2020年7月9日木曜日

蛇行する川 1   −5

 サンダーハウスは、シマロンの認識では実験農場だ。3000ヘクタール、クリアクリークの街の5倍もの面積の土地を第2世代アメリカ合衆国とコロニーが共同で大規模な実験に使用している。
 なんでも土地の周囲に1マイルおきに打ち込まれた金属製の杭が発する電磁波で大気中のあらゆるバクテリアやウィルス、細菌を死滅させるのだが、昆虫や鳥類、哺乳類には害がない、そんな場所を創造する実験だと言う。敷地内では普通に家畜が飼育され、耕作もなされている。科学者たちはそこで動物の世話をしたり農業をして、研究の一端としているのだそうだ。
 シマロンにはよくわからない。
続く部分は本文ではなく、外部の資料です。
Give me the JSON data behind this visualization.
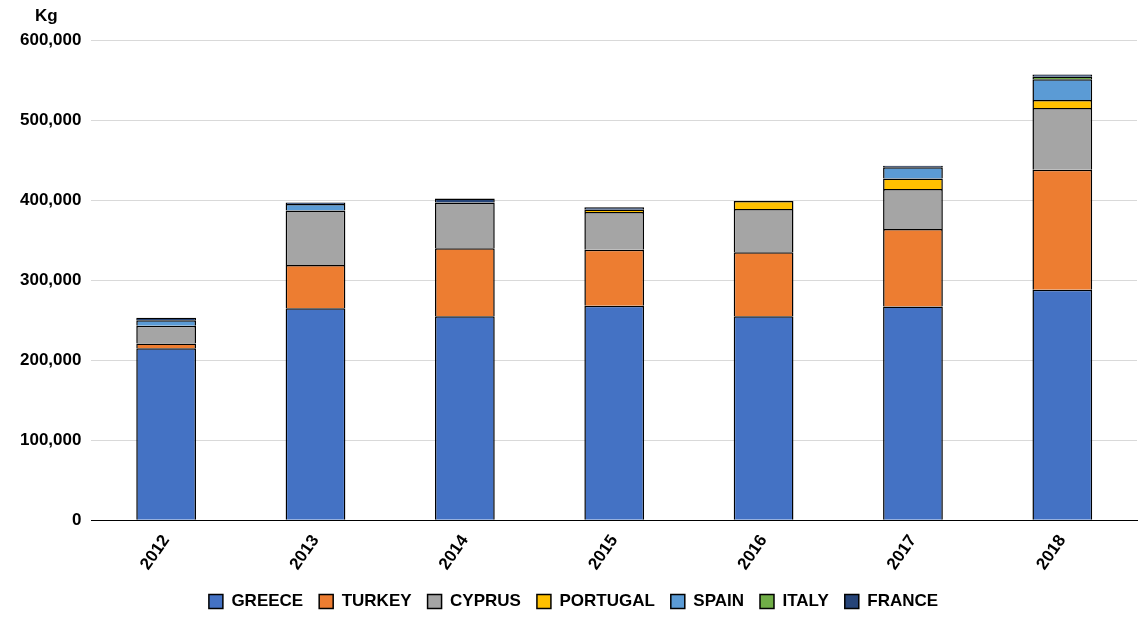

地球上の多くの生命が絶滅の危機に陥った200年前の大異変より前の世界を取り戻そうとしているのだ、と聞いたこともある。200年前にもバクテリアやウィルスや細菌はいただろうに、と彼は思うのだが、人類の寿命が200年前より短くなっていると聞けば、元に戻してくれるのも良いな、とも思う。昔の世界を取り戻せたら、地球上にはもっと女性が増えて、女性たちはお産の為に遠い東海岸近くのドームに行かなくて済む。そして宇宙とも交易が再開されるだろう。
 宇宙空間に引っ越して大異変を免れた人々の子孫、コロニー人と呼ばれる人々は地球が元どおりになるのを待っている。否、待てないからドームに資金を出し、サンダーハウスのような実験地をいくつも建設して地球の大地と大気の浄化を急がせようとしているのだ。

「サンダーハウスの研究者が遊びに来ているのか?」

とハイデッカーが尋ねた。ヴァンスが「うん」と声を出して答えた。

「あそこはなだらかな丘ばかりだからな、森や川で遊びたくば、ここが一番近いリゾートになるのさ。」

 リゾート地とは言えない田舎町だが、とシマロンは思ったが口に出さなかった。サンダーハウスから遊びに来る研究者たちの多くはコロニー人だ。宇宙で生まれ育った彼等にとって、森の中でキャンプしたりピクニックするのは冒険に感じられるのだろう。川下りなどはもうスリル満点の大冒険だ。勿論、地元の人間にとっても川下りは面白い。ヴァンスのホテル「モッキングバード」には年間を通して週末に予約が入る。夏はなかなか予約が取れないアトラクションとして近郊では有名だ。しかし、今はどちらかと言えば渇水期でオフシーズンだ。それがたまたま3日前に上流で大雨が降り、クリアクリークでも大地が潤った。川は黄色く濁ってグリーンスネイクではなくイエロースネイクになってしまったが水量があるので、ヴァンスは流れの状態を確認してからサンダーハウスから掛かってきた予約申請の電話を受け付けたのだ。

「死体がどんな状況かわからんが、お客さんに不愉快な思いをさせちまったようだ。」

 とヴァンスがぼやいた。客商売だから、風評を気にする。もっとも時間がたてば死体発見現場が観光スポットになってしまうかも知れないが。
 パイロットがそこで初めて声を出した。